Talk about a dichotomy of a picture. While March set more than 15,000 temperature records for the United States, in the grand scheme of things global temperatures were the lowest they'd been since 1999. That earned the month a No. 16 on the National Oceanic and Atmospheric Administration rating of global warmth.
While it was warm in North America, there was off-setting coolness in other part of the world. That record, by the way, is for land-measured temperatures - no satellite data.
A key feature to look at for that March data is the continued weakening of the La Nina event, which NOAA expected to dissipate by the end of April (while know more come June).
According to the March global temperature report, the combined average temperatures over global land and ocean surfaces for March was 16th warmest with 55.73 degrees F as average, or about .83 degrees F above the 20th Century average.

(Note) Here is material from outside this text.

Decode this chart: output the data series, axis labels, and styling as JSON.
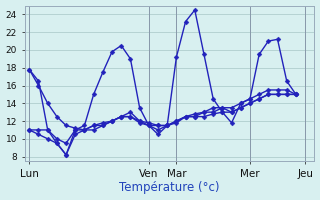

Here are some other key highlights from that report:
The combined global land and ocean average surface temperature for the first three months of the year (January–March) period was 0.70°F above the 20th century average of 54.1°F, tying with 1991 as the 21st warmest such period on record and the coolest since 1996. The margin of error is plus or minus 0.16°F.
The January - March worldwide land surface temperature was 0.95°F above the 20th century average of 38.5°F, the 27th warmest such period on record and the coolest since 1996. The margin of error is +/-0.40°F. The global ocean surface temperature for the year to date was 0.61°F above the 20th century average of 60.6°F, tying with 1995 as the 14th warmest such period on record and the coolest since 2008. The margin of error is +/10.07F.°
And while sea ice has diminished in the Arctic - 3.4% below average - the Antarctic shows the largest amount of sea ice in the 34-year period of record, up 16%.
All in all, March was an interesting weather month.